From the `12 IMC, Section 804:*

Here's a Link to the IMC:
http://codes.iccsafe.org/app/book/content/PDF/2012%20International%20Codes/IMC/Chapter%208-Chimneys%20and%20Vents.pdf






My Snippet Tool could only capture the Code Section in this size.

*~ : ~ : ~*


----------



## cballinger (Nov 7, 2016)

north star said:


> *~ : ~ : ~
> 
> From the `12 IMC, Section 804:*
> 
> ...



Sorry I'm late getting back to this conversation.  I took the weekend off for once.  

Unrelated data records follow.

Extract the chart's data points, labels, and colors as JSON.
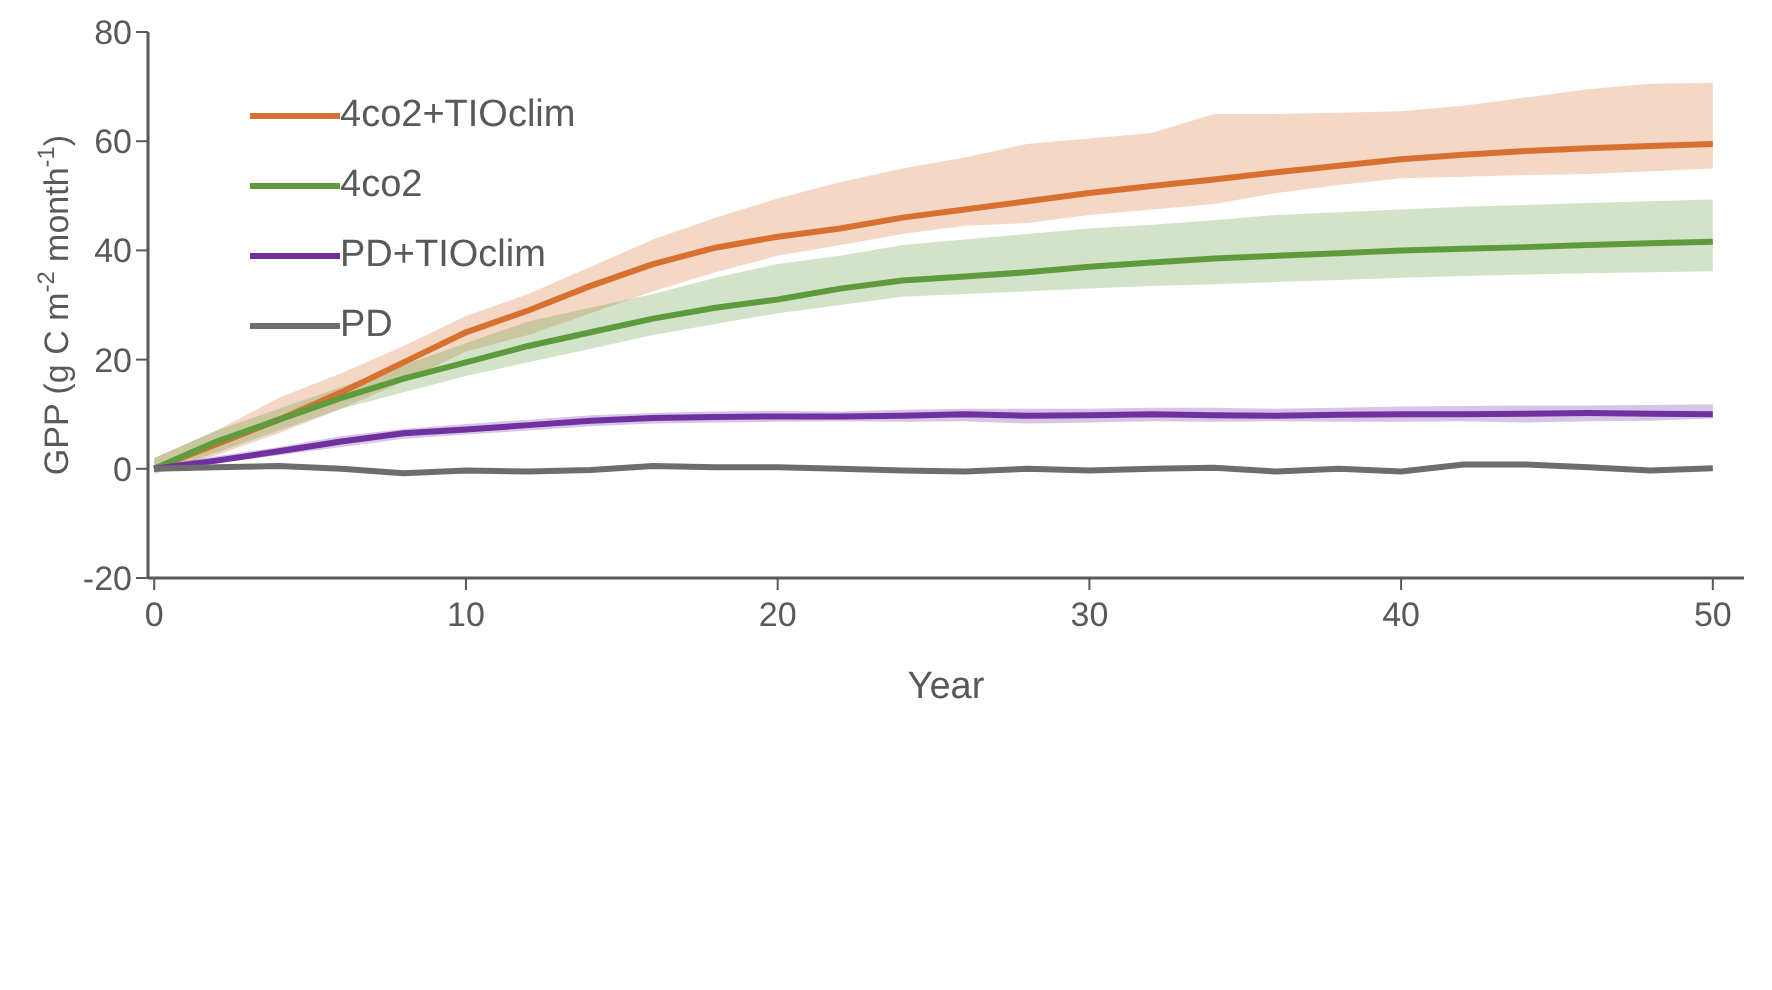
{
  "chart_data": {
    "type": "line",
    "xlabel": "Year",
    "ylabel": "GPP (g C m$^{-2}$ month$^{-1}$)",
    "x": [
      0,
      2,
      4,
      6,
      8,
      10,
      12,
      14,
      16,
      18,
      20,
      22,
      24,
      26,
      28,
      30,
      32,
      34,
      36,
      38,
      40,
      42,
      44,
      46,
      48,
      50
    ],
    "series": [
      {
        "name": "4co2+TIOclim",
        "color": "#d8712f",
        "values": [
          0,
          4.5,
          9,
          14,
          19.5,
          25,
          29,
          33.5,
          37.5,
          40.5,
          42.5,
          44,
          46,
          47.5,
          49,
          50.5,
          51.8,
          53,
          54.3,
          55.5,
          56.7,
          57.5,
          58.2,
          58.7,
          59.1,
          59.5
        ],
        "upper": [
          2,
          7,
          13,
          17.5,
          22.5,
          28,
          32,
          37,
          42,
          46,
          49.5,
          52.5,
          55,
          57,
          59.5,
          60.5,
          61.5,
          65,
          65,
          65.2,
          65.5,
          66.5,
          68,
          69.5,
          70.5,
          70.7
        ],
        "lower": [
          -0.5,
          2.5,
          6.5,
          11,
          16,
          21.5,
          24.5,
          28.5,
          32.5,
          36,
          39,
          41,
          43,
          44.5,
          45,
          46.5,
          47.5,
          48.5,
          50.5,
          52,
          53.2,
          53.5,
          53.8,
          54,
          54.5,
          55
        ]
      },
      {
        "name": "4co2",
        "color": "#5e9b3c",
        "values": [
          0,
          5,
          9,
          13,
          16.5,
          19.5,
          22.5,
          25,
          27.5,
          29.5,
          31,
          33,
          34.5,
          35.2,
          36,
          37,
          37.8,
          38.5,
          39,
          39.5,
          40,
          40.3,
          40.6,
          41,
          41.3,
          41.6
        ],
        "upper": [
          2,
          7,
          11,
          15,
          19,
          23,
          27,
          29.5,
          32,
          35,
          37.5,
          39,
          41,
          42,
          43,
          44,
          44.7,
          45.5,
          46.5,
          47,
          47.5,
          48,
          48.3,
          48.7,
          49,
          49.3
        ],
        "lower": [
          -1,
          3,
          7,
          11,
          14,
          17,
          19.5,
          22,
          24.5,
          26.5,
          28.5,
          30,
          31.5,
          32,
          32.5,
          33,
          33.5,
          33.8,
          34.2,
          34.6,
          35,
          35.3,
          35.6,
          35.8,
          36,
          36.2
        ]
      },
      {
        "name": "PD+TIOclim",
        "color": "#7030a0",
        "values": [
          0,
          1.5,
          3.2,
          5,
          6.5,
          7.2,
          8,
          8.8,
          9.3,
          9.5,
          9.6,
          9.6,
          9.7,
          10,
          9.7,
          9.8,
          10,
          9.8,
          9.7,
          9.9,
          10,
          10,
          10.1,
          10.2,
          10.1,
          10
        ],
        "upper": [
          0.5,
          2.3,
          4,
          6,
          7.3,
          8.2,
          9,
          9.8,
          10.2,
          10.5,
          10.6,
          10.5,
          10.8,
          11,
          11,
          11,
          11.2,
          11.2,
          11,
          11.2,
          11.4,
          11.5,
          11.6,
          11.6,
          11.7,
          11.8
        ],
        "lower": [
          -0.5,
          1,
          2.5,
          4,
          5.5,
          6.3,
          7,
          7.8,
          8.3,
          8.5,
          8.6,
          8.7,
          8.6,
          8.7,
          8.3,
          8.5,
          8.7,
          8.6,
          8.7,
          8.6,
          8.6,
          8.7,
          8.5,
          8.7,
          8.8,
          9.2
        ]
      },
      {
        "name": "PD",
        "color": "#6d6d6d",
        "values": [
          0,
          0.3,
          0.5,
          0,
          -0.8,
          -0.3,
          -0.5,
          -0.2,
          0.5,
          0.3,
          0.3,
          0,
          -0.3,
          -0.5,
          0,
          -0.3,
          0,
          0.2,
          -0.5,
          0,
          -0.5,
          0.8,
          0.8,
          0.3,
          -0.3,
          0.1
        ]
      }
    ],
    "xlim": [
      -0.2,
      51
    ],
    "xticks": [
      0,
      10,
      20,
      30,
      40,
      50
    ],
    "ylim": [
      -20,
      80
    ],
    "yticks": [
      -20,
      0,
      20,
      40,
      60,
      80
    ],
    "grid": false,
    "legend": "top left",
    "marker": "none",
    "line_style": "solid"
  }
}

So does Section 501.3.1 apply here also?  Or does that only apply if there is a powered exhaust fan on the roof?  I was trying to determine if the boiler flues need to be 10 feet from the property line or if they are ok just being 4 feet from the parapets.


----------



## north star (Nov 7, 2016)

*$ ~ $*


cballinger,

IMO, ...Yes, Section 501.3.1  [ from the `12 IMC  ]  DOES apply.
Also, ...this particular code section requires a minimum of 30
feet distance from a property line.

*REASON:* There are flammable vapors being discharged to the
atmosphere when \ if the boiler does not ignite during it's
normal cycle, and the re-attempt to ignite will purge all of
the gases from the ignition chamber.


*$ ~ $*


----------



## cballinger (Nov 7, 2016)

north star said:


> *$ ~ $*
> 
> 
> cballinger,
> ...



That seems excessive.  I would typically apply that to hazardous exhaust systems, which are usually in buildings with a setback anyway.  So you can never have a boiler system in a building on a narrow lot?


----------



## north star (Nov 7, 2016)

*$ ~ $ ~ $*


Section 501.3.1 DOES state _*" or flammable vapors,*_
_*fumes or dust".*_


*$ ~ $ ~ $*


----------